山本左近NEWS No80

2025.12.16

南鳥島は、日本の最も東に位置する小さな島です。人は住んでいませんが、その周辺の海は日本の排他的経済水域(EEZ)に含まれています。EEZとは、その国が資源を調査し、利用できる権利を持つ海の範囲のことです。

 

近年、この南鳥島沖の深海に「レアアース泥」と呼ばれる貴重な資源が多く存在することが分かり、大きな注目を集めていますので解説します。

 

《レアアースと経済安全保障》

レアアースは、電気自動車や風力発電、スマートフォン、半導体、防衛装備など、私たちの暮らしや社会を支える製品に欠かせない材料です。しかし現在、世界のレアアースの供給は特定の国、とりわけ中国への依存度が高いのが現状です。もし輸出が制限されれば、日本の産業や生活に大きな影響が及びます。重要な資源や物資の海外依存による供給不安が、国の経済や安全に及ぼすリスクに備えることは、「経済安全保障」の取り組みの一つです。

 

その点で南鳥島沖のレアアースは、日本のEEZ内にある「自前で確保できる可能性のある資源」です。

 

特に電気自動車のモーターなどに不可欠な重レアアースが多く含まれており、中国への依存を減らす切り札として期待されています。単なる資源開発ではなく、日本の産業や安全を支える戦略的な意味を持っています。

 

他方で、南鳥島のレアアースは水深5,000〜6,000メートルという非常に深い海底にあります。そのため、すぐに大量に採取して利用できるわけではありません。日本は段階的に取り組みを進めており、まずは科学的な調査や技術開発を行い、その後に実証実験を重ね、将来の実用化につなげる方針です。

 

《支える二つの組織》

この取り組みを支えているのが二つの組織です。JAMSTEC(海洋研究開発機構)は、深海の地形や地質、生態系、採取技術などの研究を担っています。

 

JOGMEC(エネルギー・金属鉱物資源機構)は、国の立場で資源量を評価し、将来的に民間企業が活用できるよう実証や制度づくりを進めています。研究のJAMSTEC、実用化のJOGMECという役割分担です。

 

《リサイクルについて》

ここで重要になるのが「リサイクル」の視点です。レアアースは製品に使われると回収が難しく、日本ではリサイクルが十分に進んでいません。今後は、使用済みの家電や自動車、産業機器からレアアースを回収し、再利用する仕組みを強化することが不可欠です。

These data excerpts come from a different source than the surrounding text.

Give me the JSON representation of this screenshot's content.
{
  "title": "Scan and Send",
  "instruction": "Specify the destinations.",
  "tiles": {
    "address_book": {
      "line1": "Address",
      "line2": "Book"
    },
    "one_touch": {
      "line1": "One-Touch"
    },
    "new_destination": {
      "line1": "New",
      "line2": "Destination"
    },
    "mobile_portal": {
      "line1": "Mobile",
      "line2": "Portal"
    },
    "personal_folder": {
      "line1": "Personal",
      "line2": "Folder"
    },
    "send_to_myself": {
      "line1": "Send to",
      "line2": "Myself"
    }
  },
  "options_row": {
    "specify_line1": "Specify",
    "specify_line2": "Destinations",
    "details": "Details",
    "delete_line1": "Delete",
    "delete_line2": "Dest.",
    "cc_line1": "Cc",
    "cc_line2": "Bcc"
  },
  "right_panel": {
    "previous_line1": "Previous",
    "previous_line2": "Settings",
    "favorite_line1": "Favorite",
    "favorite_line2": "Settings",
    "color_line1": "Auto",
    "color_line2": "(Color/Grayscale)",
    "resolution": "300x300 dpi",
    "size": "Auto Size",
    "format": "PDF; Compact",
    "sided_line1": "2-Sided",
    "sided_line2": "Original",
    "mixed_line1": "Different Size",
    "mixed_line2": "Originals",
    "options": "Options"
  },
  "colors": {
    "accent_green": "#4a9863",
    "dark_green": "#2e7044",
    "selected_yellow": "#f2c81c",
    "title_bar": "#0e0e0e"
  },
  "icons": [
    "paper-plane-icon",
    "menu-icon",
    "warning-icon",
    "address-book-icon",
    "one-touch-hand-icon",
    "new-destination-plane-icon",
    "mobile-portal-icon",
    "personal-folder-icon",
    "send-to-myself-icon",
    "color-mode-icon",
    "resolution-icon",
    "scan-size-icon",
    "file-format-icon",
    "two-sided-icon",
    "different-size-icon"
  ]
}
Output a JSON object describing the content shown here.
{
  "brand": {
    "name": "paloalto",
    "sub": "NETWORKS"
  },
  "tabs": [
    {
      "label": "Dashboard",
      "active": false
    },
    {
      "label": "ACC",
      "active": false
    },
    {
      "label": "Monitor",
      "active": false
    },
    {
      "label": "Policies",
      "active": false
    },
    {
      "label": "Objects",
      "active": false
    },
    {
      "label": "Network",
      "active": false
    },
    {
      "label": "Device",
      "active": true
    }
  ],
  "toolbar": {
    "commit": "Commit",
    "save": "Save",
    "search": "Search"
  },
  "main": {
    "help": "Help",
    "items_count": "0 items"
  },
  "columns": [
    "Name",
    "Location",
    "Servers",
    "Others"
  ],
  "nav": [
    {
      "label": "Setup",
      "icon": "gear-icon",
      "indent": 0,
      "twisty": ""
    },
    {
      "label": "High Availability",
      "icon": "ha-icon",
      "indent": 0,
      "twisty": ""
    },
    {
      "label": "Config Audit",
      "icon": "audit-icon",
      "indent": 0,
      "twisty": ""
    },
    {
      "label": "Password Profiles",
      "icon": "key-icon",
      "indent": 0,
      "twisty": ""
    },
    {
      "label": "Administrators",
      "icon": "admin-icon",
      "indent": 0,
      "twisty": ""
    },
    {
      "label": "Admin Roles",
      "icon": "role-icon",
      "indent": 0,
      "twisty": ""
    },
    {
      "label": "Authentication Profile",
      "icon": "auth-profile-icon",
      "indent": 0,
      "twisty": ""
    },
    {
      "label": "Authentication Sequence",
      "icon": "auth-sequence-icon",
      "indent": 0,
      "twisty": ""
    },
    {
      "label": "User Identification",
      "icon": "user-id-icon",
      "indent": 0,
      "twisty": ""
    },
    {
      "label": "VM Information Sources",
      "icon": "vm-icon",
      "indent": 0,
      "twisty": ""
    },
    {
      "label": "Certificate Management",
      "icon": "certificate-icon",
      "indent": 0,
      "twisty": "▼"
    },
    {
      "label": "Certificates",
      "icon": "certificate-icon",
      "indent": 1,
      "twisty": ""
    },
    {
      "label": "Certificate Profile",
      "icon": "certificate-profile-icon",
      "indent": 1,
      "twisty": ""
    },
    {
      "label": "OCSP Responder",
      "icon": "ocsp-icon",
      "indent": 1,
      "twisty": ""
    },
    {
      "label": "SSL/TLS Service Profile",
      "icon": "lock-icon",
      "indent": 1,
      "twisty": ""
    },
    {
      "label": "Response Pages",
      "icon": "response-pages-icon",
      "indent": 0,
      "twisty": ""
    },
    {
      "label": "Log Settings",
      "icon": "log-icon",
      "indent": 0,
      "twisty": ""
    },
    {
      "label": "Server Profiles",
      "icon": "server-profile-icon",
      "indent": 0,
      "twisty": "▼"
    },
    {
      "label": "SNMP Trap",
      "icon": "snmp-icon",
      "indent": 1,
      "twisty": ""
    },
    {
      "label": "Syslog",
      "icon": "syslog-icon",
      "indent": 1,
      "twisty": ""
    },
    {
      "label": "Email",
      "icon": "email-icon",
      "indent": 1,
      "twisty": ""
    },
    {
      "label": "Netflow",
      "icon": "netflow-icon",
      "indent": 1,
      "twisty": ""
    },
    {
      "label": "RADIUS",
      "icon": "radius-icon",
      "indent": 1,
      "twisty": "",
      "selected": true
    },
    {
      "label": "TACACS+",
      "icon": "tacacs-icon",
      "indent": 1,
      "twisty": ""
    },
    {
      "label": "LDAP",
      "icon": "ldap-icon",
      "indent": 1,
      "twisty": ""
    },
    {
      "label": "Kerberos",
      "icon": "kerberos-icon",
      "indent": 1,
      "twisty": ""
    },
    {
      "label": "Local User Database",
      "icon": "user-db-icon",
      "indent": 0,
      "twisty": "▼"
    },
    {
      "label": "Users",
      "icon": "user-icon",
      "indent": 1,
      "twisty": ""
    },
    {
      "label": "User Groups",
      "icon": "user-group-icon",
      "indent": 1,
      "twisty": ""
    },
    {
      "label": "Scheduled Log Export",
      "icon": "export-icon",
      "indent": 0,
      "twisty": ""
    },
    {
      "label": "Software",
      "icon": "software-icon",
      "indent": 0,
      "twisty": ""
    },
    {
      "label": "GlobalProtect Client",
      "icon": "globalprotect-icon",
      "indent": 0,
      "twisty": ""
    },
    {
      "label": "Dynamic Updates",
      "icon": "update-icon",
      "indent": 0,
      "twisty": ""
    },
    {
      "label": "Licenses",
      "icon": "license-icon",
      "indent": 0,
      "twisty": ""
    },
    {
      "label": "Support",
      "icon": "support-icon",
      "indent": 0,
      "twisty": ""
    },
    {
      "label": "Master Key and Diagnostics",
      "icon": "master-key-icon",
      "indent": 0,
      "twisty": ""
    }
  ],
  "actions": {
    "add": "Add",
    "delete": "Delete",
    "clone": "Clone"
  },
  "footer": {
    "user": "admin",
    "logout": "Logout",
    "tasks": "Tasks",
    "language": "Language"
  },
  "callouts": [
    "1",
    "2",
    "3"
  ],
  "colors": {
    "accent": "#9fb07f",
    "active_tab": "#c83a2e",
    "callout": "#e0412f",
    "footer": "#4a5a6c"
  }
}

南鳥島のレアアース開発は、リサイクルを補完する役割として位置づけとしての役割、掘る資源と循環させる資源を組み合わせることが重要です。

 

《海洋政策と環境への配慮》

この問題は海洋政策とも深く関わっています。日本が自国のEEZを調査し、責任をもって管理・活用していることを示すことは、国際的にも大きな意味を持ちます。同時に、深海の環境への配慮も欠かせません。日本は環境影響を丁寧に評価し、慎重に段階を踏むことで、国際的に信頼される形で進めようとしています。

 

《まとめ》

来月の26年1月には、南鳥島において地球深部探査船「ちきゅう」を使い、海面下5500メートルにあるレアアースを含む泥を回収する予定です。成功すれば世界初となります。

 

レアアースは、経済安全保障、海洋政策、そしてリサイクルを含む資源循環を組み合わせ、日本の将来を支える重要なテーマです。

 

短期的な利益ではなく、長期的な視点で国の基盤をどう築くかが問われています。